A Brief Introduction To Lu Xun, The Father Of Modern Chinese Literature
Lu Xun (1881-1936) was the pen name of Zhou Shuren, an influential Chinese writer, essayist, and translator who is commonly considered the ‘father of modern Chinese literature.’ Known for his satirical observations of early 20th-century Chinese society, he is celebrated as a pioneer of modern vernacular Chinese literature and was one of the most important thinkers of his time.
Lu Xun was born in Zhejiang province to an esteemed family. In 1893, his grandfather was sentenced to prison for examination fraud, causing the family’s reputation to decline. In addition, they were forced to pay regular and hefty bribes to government officials to avoid his grandfather’s execution, leaving Lu Xun disillusioned with the corruption of the imperial government at a young age.
In 1902, Lu Xun went to Japan to study medicine. However, he soon left school to devote himself to literature, with the belief that China needed to be cured of its ‘spiritual ills’ more than its physical ills. He began to write for radical magazines aimed toward Chinese students in Japan and even attempted to start a literary magazine of his own in 1906, although it was unsuccessful.
He returned to China in 1909 to teach and work. In 1918, he published his first short story, ‘Diary of a Madman.’ Modeled on Nikolai Gogol’s story of the same name, it was a biting satire that condemned traditional Confucian values and was published in New Youth, a journal associated with the May Fourth Movement, a political movement that called for a new social order based on modern, anti-traditional, and democratic values.
Following the success of ‘Diary of a Madman,’ Lu Xun, who worked part-time as a professor at various Beijing universities, went on to write the celebrated short story collections A Call To Arms (1923) and Wandering (1926). His incisive stories, which largely portrayed Chinese village life during the upheavals of the 20th century, condemned contemporary social mores and government corruption, as well as the superstition, depravity, and greed that Lu Xun saw all around him.
In 1927, Lu Xun was forced to flee Beijing due to political and personal reasons, eventually ending up in Shanghai.
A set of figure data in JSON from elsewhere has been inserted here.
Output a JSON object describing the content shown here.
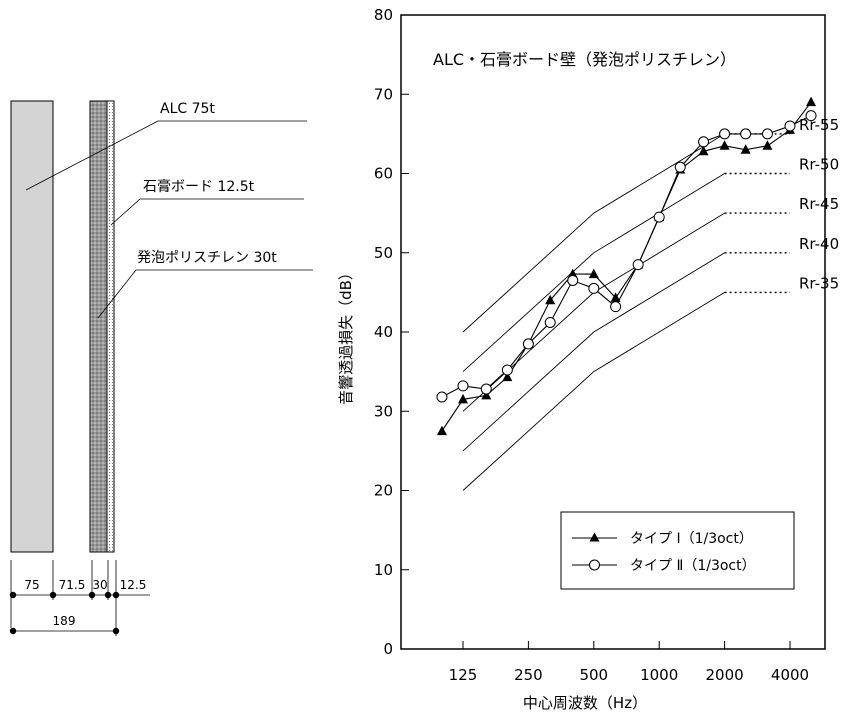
{
  "diagram": {
    "layer_labels": [
      "ALC 75t",
      "石膏ボード 12.5t",
      "発泡ポリスチレン 30t"
    ],
    "dimension_labels": [
      "75",
      "71.5",
      "30",
      "12.5"
    ],
    "total_label": "189"
  },
  "colors": {
    "alc_fill": "#d4d4d4",
    "foam_fill": "#9a9a9a",
    "line": "#000000",
    "background": "#ffffff"
  },
  "chart_data": {
    "type": "line",
    "title": "ALC・石膏ボード壁（発泡ポリスチレン）",
    "xlabel": "中心周波数（Hz）",
    "ylabel": "音響透過損失（dB）",
    "x_scale": "log2",
    "x_ticks": [
      125,
      250,
      500,
      1000,
      2000,
      4000
    ],
    "xlim": [
      80,
      6300
    ],
    "ylim": [
      0,
      80
    ],
    "y_ticks": [
      0,
      10,
      20,
      30,
      40,
      50,
      60,
      70,
      80
    ],
    "grid": false,
    "legend_position": "bottom-right",
    "series": [
      {
        "name": "タイプ Ⅰ（1/3oct）",
        "marker": "filled-triangle",
        "x": [
          100,
          125,
          160,
          200,
          250,
          315,
          400,
          500,
          630,
          800,
          1000,
          1250,
          1600,
          2000,
          2500,
          3150,
          4000,
          5000
        ],
        "values": [
          27.5,
          31.5,
          32.0,
          34.3,
          38.5,
          44.0,
          47.3,
          47.3,
          44.3,
          48.5,
          54.5,
          60.5,
          62.8,
          63.5,
          63.0,
          63.5,
          65.5,
          69.0
        ]
      },
      {
        "name": "タイプ Ⅱ（1/3oct）",
        "marker": "open-circle",
        "x": [
          100,
          125,
          160,
          200,
          250,
          315,
          400,
          500,
          630,
          800,
          1000,
          1250,
          1600,
          2000,
          2500,
          3150,
          4000,
          5000
        ],
        "values": [
          31.8,
          33.2,
          32.8,
          35.2,
          38.5,
          41.2,
          46.5,
          45.5,
          43.2,
          48.5,
          54.5,
          60.8,
          64.0,
          65.0,
          65.0,
          65.0,
          66.0,
          67.3
        ]
      }
    ],
    "reference_curves": [
      {
        "name": "Rr-55",
        "x": [
          125,
          250,
          500,
          1000,
          2000,
          4000
        ],
        "values": [
          40,
          47.5,
          55,
          60,
          65,
          65
        ]
      },
      {
        "name": "Rr-50",
        "x": [
          125,
          250,
          500,
          1000,
          2000,
          4000
        ],
        "values": [
          35,
          42.5,
          50,
          55,
          60,
          60
        ]
      },
      {
        "name": "Rr-45",
        "x": [
          125,
          250,
          500,
          1000,
          2000,
          4000
        ],
        "values": [
          30,
          37.5,
          45,
          50,
          55,
          55
        ]
      },
      {
        "name": "Rr-40",
        "x": [
          125,
          250,
          500,
          1000,
          2000,
          4000
        ],
        "values": [
          25,
          32.5,
          40,
          45,
          50,
          50
        ]
      },
      {
        "name": "Rr-35",
        "x": [
          125,
          250,
          500,
          1000,
          2000,
          4000
        ],
        "values": [
          20,
          27.5,
          35,
          40,
          45,
          45
        ]
      }
    ]
  }
}
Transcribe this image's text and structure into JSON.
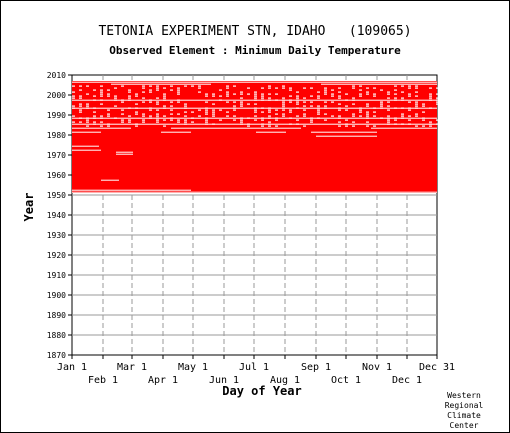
{
  "chart_data": {
    "type": "heatmap",
    "title": "TETONIA EXPERIMENT STN, IDAHO   (109065)",
    "subtitle": "Observed Element : Minimum Daily Temperature",
    "xlabel": "Day of Year",
    "ylabel": "Year",
    "ylim": [
      1870,
      2010
    ],
    "yticks": [
      1870,
      1880,
      1890,
      1900,
      1910,
      1920,
      1930,
      1940,
      1950,
      1960,
      1970,
      1980,
      1990,
      2000,
      2010
    ],
    "xlim": [
      1,
      366
    ],
    "xticks_top": [
      {
        "label": "Jan 1",
        "day": 1
      },
      {
        "label": "Mar 1",
        "day": 61
      },
      {
        "label": "May 1",
        "day": 122
      },
      {
        "label": "Jul 1",
        "day": 183
      },
      {
        "label": "Sep 1",
        "day": 245
      },
      {
        "label": "Nov 1",
        "day": 306
      },
      {
        "label": "Dec 31",
        "day": 366
      }
    ],
    "xticks_bottom": [
      {
        "label": "Feb 1",
        "day": 32
      },
      {
        "label": "Apr 1",
        "day": 92
      },
      {
        "label": "Jun 1",
        "day": 153
      },
      {
        "label": "Aug 1",
        "day": 214
      },
      {
        "label": "Oct 1",
        "day": 275
      },
      {
        "label": "Dec 1",
        "day": 336
      }
    ],
    "grid": true,
    "color_present": "#ff0000",
    "record_start_year": 1951,
    "record_end_year": 2006,
    "gaps": [
      {
        "year": 2006,
        "day_start": 1,
        "day_end": 366
      },
      {
        "year": 2005,
        "day_start": 40,
        "day_end": 140
      },
      {
        "year": 2005,
        "day_start": 250,
        "day_end": 366
      },
      {
        "year": 1997,
        "day_start": 1,
        "day_end": 366
      },
      {
        "year": 1993,
        "day_start": 1,
        "day_end": 366
      },
      {
        "year": 1988,
        "day_start": 1,
        "day_end": 366
      },
      {
        "year": 1985,
        "day_start": 1,
        "day_end": 366
      },
      {
        "year": 1983,
        "day_start": 1,
        "day_end": 60
      },
      {
        "year": 1983,
        "day_start": 100,
        "day_end": 230
      },
      {
        "year": 1983,
        "day_start": 300,
        "day_end": 366
      },
      {
        "year": 1981,
        "day_start": 1,
        "day_end": 30
      },
      {
        "year": 1981,
        "day_start": 90,
        "day_end": 120
      },
      {
        "year": 1981,
        "day_start": 185,
        "day_end": 215
      },
      {
        "year": 1981,
        "day_start": 240,
        "day_end": 306
      },
      {
        "year": 1979,
        "day_start": 245,
        "day_end": 306
      },
      {
        "year": 1974,
        "day_start": 1,
        "day_end": 28
      },
      {
        "year": 1972,
        "day_start": 1,
        "day_end": 30
      },
      {
        "year": 1971,
        "day_start": 45,
        "day_end": 62
      },
      {
        "year": 1970,
        "day_start": 45,
        "day_end": 62
      },
      {
        "year": 1957,
        "day_start": 30,
        "day_end": 48
      },
      {
        "year": 1952,
        "day_start": 1,
        "day_end": 120
      },
      {
        "year": 1951,
        "day_start": 1,
        "day_end": 366
      }
    ]
  },
  "credit": [
    "Western",
    "Regional",
    "Climate",
    "Center"
  ]
}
In the last decade of his life, he stopped writing fiction and instead devoted his time to editing, teaching, translating Russian works, and writing satirical essays. He wrote under various pseudonyms because most of his work was banned from publication by the government.
Lu Xun saw the Communist Party as the only hope for China, but never officially joined the party. He died in 1936 of tuberculosis. After his death, the Chinese communist movement held him up as an exemplar of Socialist Realism, and Mao Zedong hailed him as the ‘commander of China’s cultural revolution.’ To this day, Lu Xun’s works are widely taught and read across China.